La Cicatrice intérieure, Les Hautes Solitudes, L’enfant secret, Les baisers de secours, J’entends plus la guitare. Les titres des films de Philippe Garrel sont, pour moi, parmi les plus beaux de l’histoire du cinéma. Parmi les plus poétiques, les plus évocateurs. Comme les reflets d’une oeuvre unique marquée par l’origine des images et la dérive des sentiments, jusqu’à la déraison, la folie.
Souvent, ici, les chassés-croisés amoureux finissent dans les abymes. Et certains personnages s’y voient emporter, comme dans la vraie vie. Tous ces titres ne font que témoigner de la beauté inouïe du cinéma du plus bel enfant de la Nouvelle Vague. Un enfant insoumis et prodige à la fois. Tous sont nourris par Nico, son absence-présence à l’écran, son fantôme même au plus fort de ses apparitions filmées.
Parce que Philippe Garrel ne fait que montrer les passions dévorantes, l’amour impossibledans le présent, les souvenirs à vif et les blessures archaïques qui ne peuvent que déstabiliser les êtres qui les portent. Détruire la flamme qui les animent, celle qui les lient entre eux, jusqu’à la rupture, et la mort parfois.
Et toujours : la femme désirée, emportée par la foudre et l’héroïne, et sa quête artistique loin du commun. C’est Nico, ses visages comme autant de lieux possibles. Le mannequin et l’icône du temps du Velvet ont déjà disparu lorsque tous deux se rencontrent. Et Garrel ne fera que mettre en scène la suite des défigurations de Nico, celles qui ont déjà eu lieu et celles à venir : un long chemin vers une mort certaine et forcément précoce. Celle qu’elleconnaîtra enfin sur une route d’Ibiza en 1988, après des années de descente aux enfers et d’incompréhension du public face à son univers musical torturé.

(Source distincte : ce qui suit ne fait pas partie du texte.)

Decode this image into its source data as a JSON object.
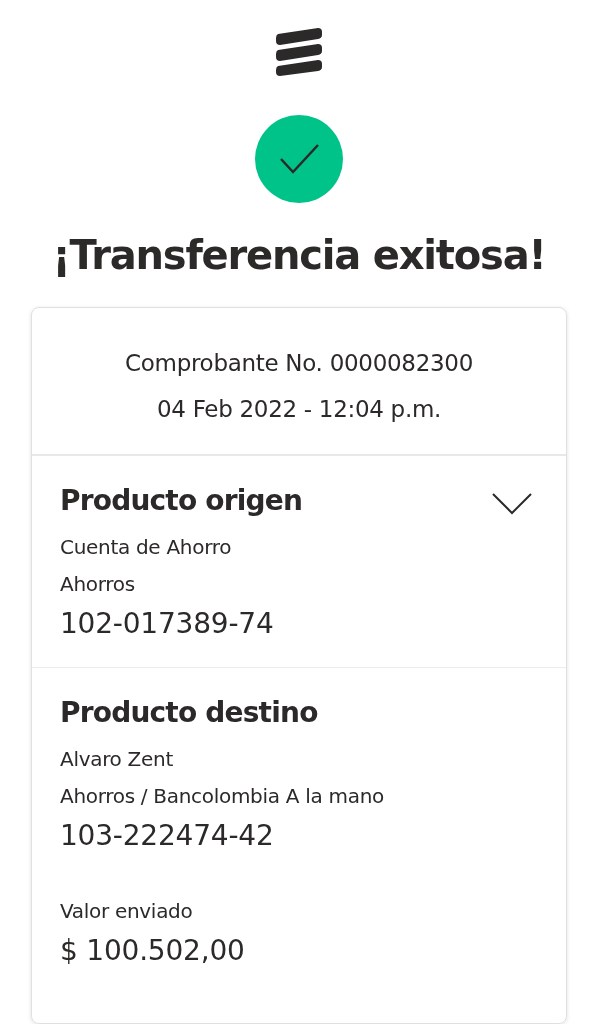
{
  "status": {
    "title": "¡Transferencia exitosa!",
    "success": true
  },
  "receipt": {
    "number": "Comprobante No. 0000082300",
    "datetime": "04 Feb 2022 - 12:04 p.m."
  },
  "sections": [
    {
      "title": "Producto origen",
      "expandable": true,
      "lines": [
        "Cuenta de Ahorro",
        "Ahorros"
      ],
      "account": "102-017389-74"
    },
    {
      "title": "Producto destino",
      "expandable": false,
      "lines": [
        "Alvaro Zent",
        "Ahorros / Bancolombia A la mano"
      ],
      "account": "103-222474-42",
      "amount_label": "Valor enviado",
      "amount": "$ 100.502,00"
    }
  ]
}
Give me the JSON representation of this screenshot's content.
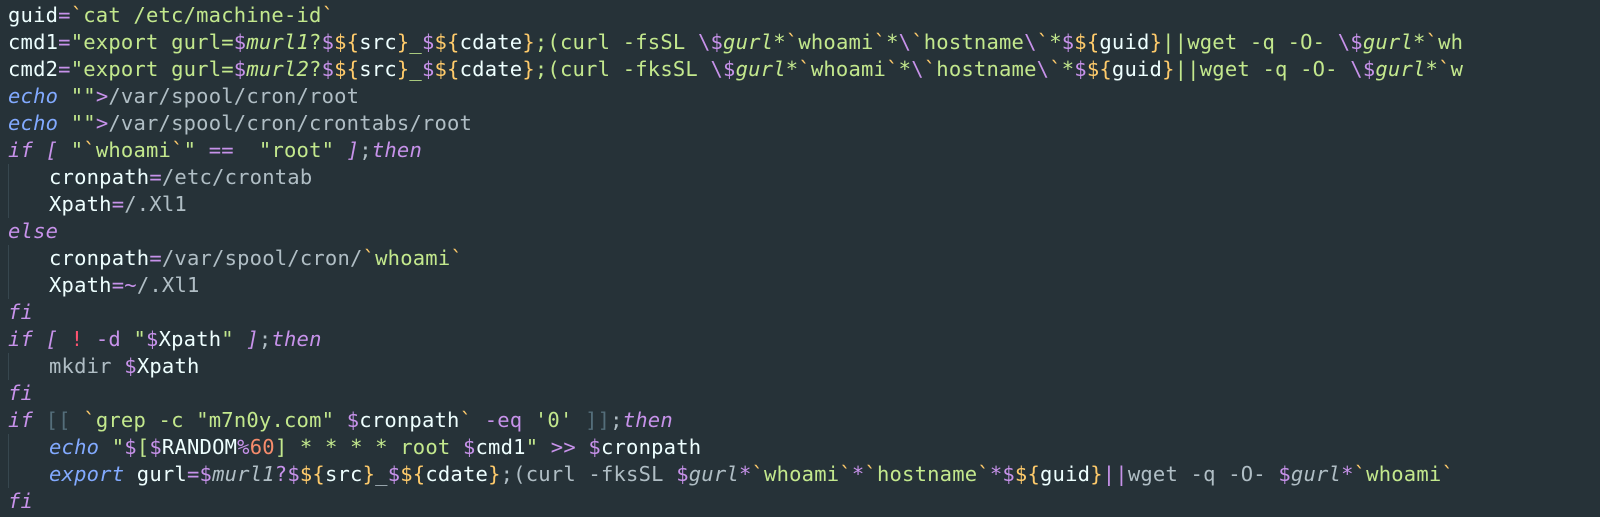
{
  "tokens": {
    "guid": "guid",
    "cmd1": "cmd1",
    "cmd2": "cmd2",
    "cronpath": "cronpath",
    "Xpath": "Xpath",
    "gurl": "gurl",
    "murl1": "murl1",
    "murl2": "murl2",
    "src": "src",
    "cdate": "cdate",
    "RANDOM": "RANDOM",
    "eq": "=",
    "eqeq": "==",
    "bang": "!",
    "semicolon": ";",
    "lbrack": "[",
    "rbrack": "]",
    "ldbrack": "[[",
    "rdbrack": "]]",
    "dollar_lbrace": "${",
    "rbrace": "}",
    "usc": "_",
    "star": "*",
    "bt": "`",
    "q": "\"",
    "sq": "'",
    "pipe2": "||",
    "gt": ">",
    "gtgt": ">>",
    "tilde": "~",
    "percent": "%",
    "qmark": "?",
    "bs": "\\",
    "dash": "-",
    "dollar": "$",
    "cat_machine": "cat /etc/machine-id",
    "export": "export ",
    "curl": "curl ",
    "wget": "wget ",
    "whoami": "whoami",
    "hostname": "hostname",
    "echo": "echo",
    "grep": "grep ",
    "mkdir": "mkdir ",
    "root": "root",
    "then": "then",
    "else": "else",
    "fi": "fi",
    "if": "if",
    "opt_fsSL": "-fsSL ",
    "opt_fksSL": "-fksSL ",
    "opt_q": "-q ",
    "opt_O": "-O- ",
    "opt_d": "-d ",
    "opt_c": "-c ",
    "opt_eq": "-eq ",
    "str0": "0",
    "zero": "0",
    "sixty": "60",
    "m7n0y": "m7n0y.com",
    "path_spool_root": "/var/spool/cron/root",
    "path_spool_crontabs_root": "/var/spool/cron/crontabs/root",
    "path_etc_crontab": "/etc/crontab",
    "path_slash_xl1": "/.Xl1",
    "path_spool_cron_slash": "/var/spool/cron/",
    "path_tilde_xl1": "/.Xl1",
    "sp": " ",
    "four_star": " * * * * ",
    "wh_tail": "wh",
    "w_tail": "w"
  }
}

S’il est un film qui fascine au-delà de tous les autres c’est bien La Cicatrice intérieure que Philippe Garrel tourna entre 21 et 23 ans. Un film empli de visions qui toutes ramènent à Nico, qu’elle magnétise les images de sa présence au centre d’un plan ou s’éloigne de nous dans les déserts arides, qu’elle s’aggripe à celui qui ne la reconnait plus ou tombe sous le poids du monde et de ses douleurs. Les siennes et puis celles qu’on lui a infligées, sans doute, depuis l’enfance. Et l’on se finit alors par se dire que son extrême beauté a un prix au-delà du raisonnable.
Nico ressemble bien à l’une de ces figures échappées d’une tragédie grecque, ses cheveux d’un brun profond, sa longue robe venue d’un autre temps. Sophocle, Pier Paolo Pasolini et son Œdipe-roi réalisé cinq ans plus tôt, autre écho à sa destinée. Sa condamnation à traverser le monde emplie des douleurs du passé, que seul l’art et la musique lui permettront de transgresser.
Au début de La Cicatrice intérieure, l’on retrouve un plan-séquence d’une beauté vertigineuse, un cercle impossible où deux êtres accomplissent une part de leur destin à venir. Car Nico et Philippe Garrel se quitteront, et la première va hanter le cinéma du second, sans doute jusqu’à ses derniers mètres de pellicule. Dans la Vallée de la Mort, Garrel offre l’une des plus belles scènes qui soient à celle dont il partage la vie et tous les excès, au son de “Janitor of Lunacy” que seul viendra couvrir un cri de douleur, mais plus tard dans la narration profonde engagée par le film.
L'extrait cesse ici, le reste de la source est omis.